THE prospect of the worst recession since the Great Depression, Spanish fears of tourists and a Cavalier Prime Minister were the topics raised by columnists in the newspapers.

The Daily Mail

Alex Brummer said the International Monetary Fund’s top economist continued to warn of grim times ahead, with the equivalent of 300 million jobs globally under threat.

Gita Gopinath warned of ‘the worst recession since the Great Depression, a crisis like no other and the highest public debt as a proportion of world output in history,’ he said.

“The really scary thing is that there is no ‘V’-shaped recovery in 2021 but something which looks more like the Nike tick on my sports shirt,” he said. “Scarring from Covid-19, if the IMF is right, will leave the UK with an economy 4 per cent smaller at the end of 2021 – a catastrophe for a previously resilient jobs market unless interventions are stepped up hugely.”

He said there was no comfort to be drawn from the IMF’s midsummer forecast except to note that the UK’s downturn, projected at -10.2 per cent this year, is no longer the worst among the advanced countries.

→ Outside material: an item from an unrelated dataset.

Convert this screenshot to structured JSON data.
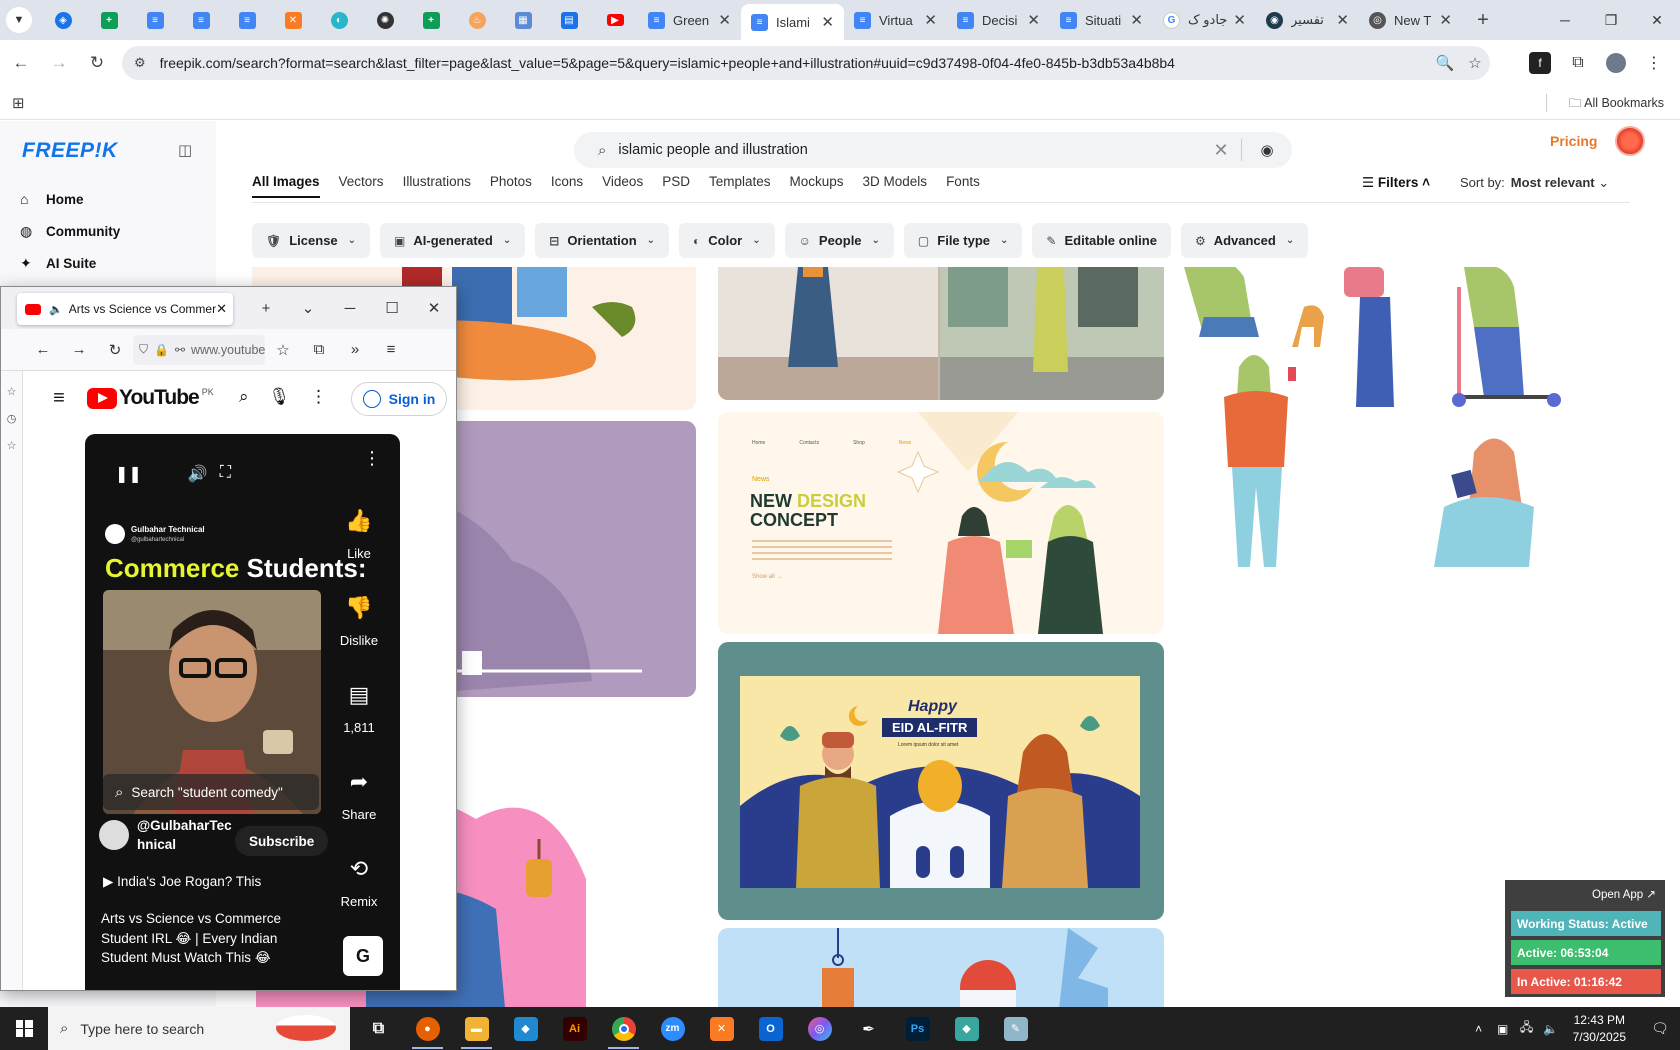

“Among the G7 countries, France and Italy outpace the UK in terms of the scale of the calamity,” he added. “The Chancellor, Rishi Sunak, has gone far beyond what anyone could have expected in seeking to cushion the impact of the virus. But could he or should he do more?”

The Guardian

Giles Tremlett pointed out that Britain and Spain vied for the ‘gruesome title’ of having suffered the most deadly consequences –sharing 107,000 deaths from Covid-19.

But, he said, comparisons end there. Spain had the toughest lockdown which produced a dramatic tail off and the country’s mortality rate returned to normal on May 10.

He asked whether British tourists would destroy the effort to squash the virus in Spain as it welcomes them again this summer.

“Spaniards observed lockdown with fortitude and discipline,” he said. “Spain’s economy relies on tourism, which generates 12% of GDP. The government is determined to “save the summer season”, which is why it let Britons and EU nationals enter the country and move around freely on exactly the same day as Spaniards were able to.”

This is the country’s ‘big gamble’, he said.

“Much now depends on how visitors behave. Almost everyone walking the streets of Madrid still wears a mask,” he said. “ Visitors who feel even slightly ill are expected to visit a doctor immediately .Anyone with one of a dozen different Covid-19-like symptoms should be tested within 24 hours, with results coming 24 to 48 hours after that. This is free, and the same system applies to Spaniards.”

In the end, he said, visitors may be both safer from the virus and more likely to be reliably diagnosed in Spain.

“ Spaniards want you back, but only if you respect the effort 47 million people have put into making their country safe,” he said.

Daily Express

Leo McKinstry said this week’s announcement of a dramatic relaxation in the coronavirus restrictions was the ‘perfect platform for Boris Johnson to display the best of his political talents.’

“He is always at his most effective in the glow of advance rather than the gloom of adversity,” he said. “The “broad, sunlit uplands”, to quote the phrase of his hero Winston Churchill, are his natural territory. “

With his announcement of hibernation coming to an end, he was back on form, he said.

“As a Cavalier by instinct, not a Roundhead, he finds it much easier to embrace liberty rather than extend officialdom,” he added. “ This pandemic has forced him to act out of character. That is partly why he has struggled in recent months. He yearned to play Shakespeare’s Falstaff, but was required to be Hamlet.”

Since his own brush with death in hospital he has endured a long and draining recuperation, he said, with his three hour long afternoon naps whispered about in Westminster.

“The whole complex apparatus of the lockdown, with its two-metre rules and socialising bans, was the very antithesis of his generous spirit,” he said. “By nature, he is the welcoming bartender, not the box-ticking bureaucrat.”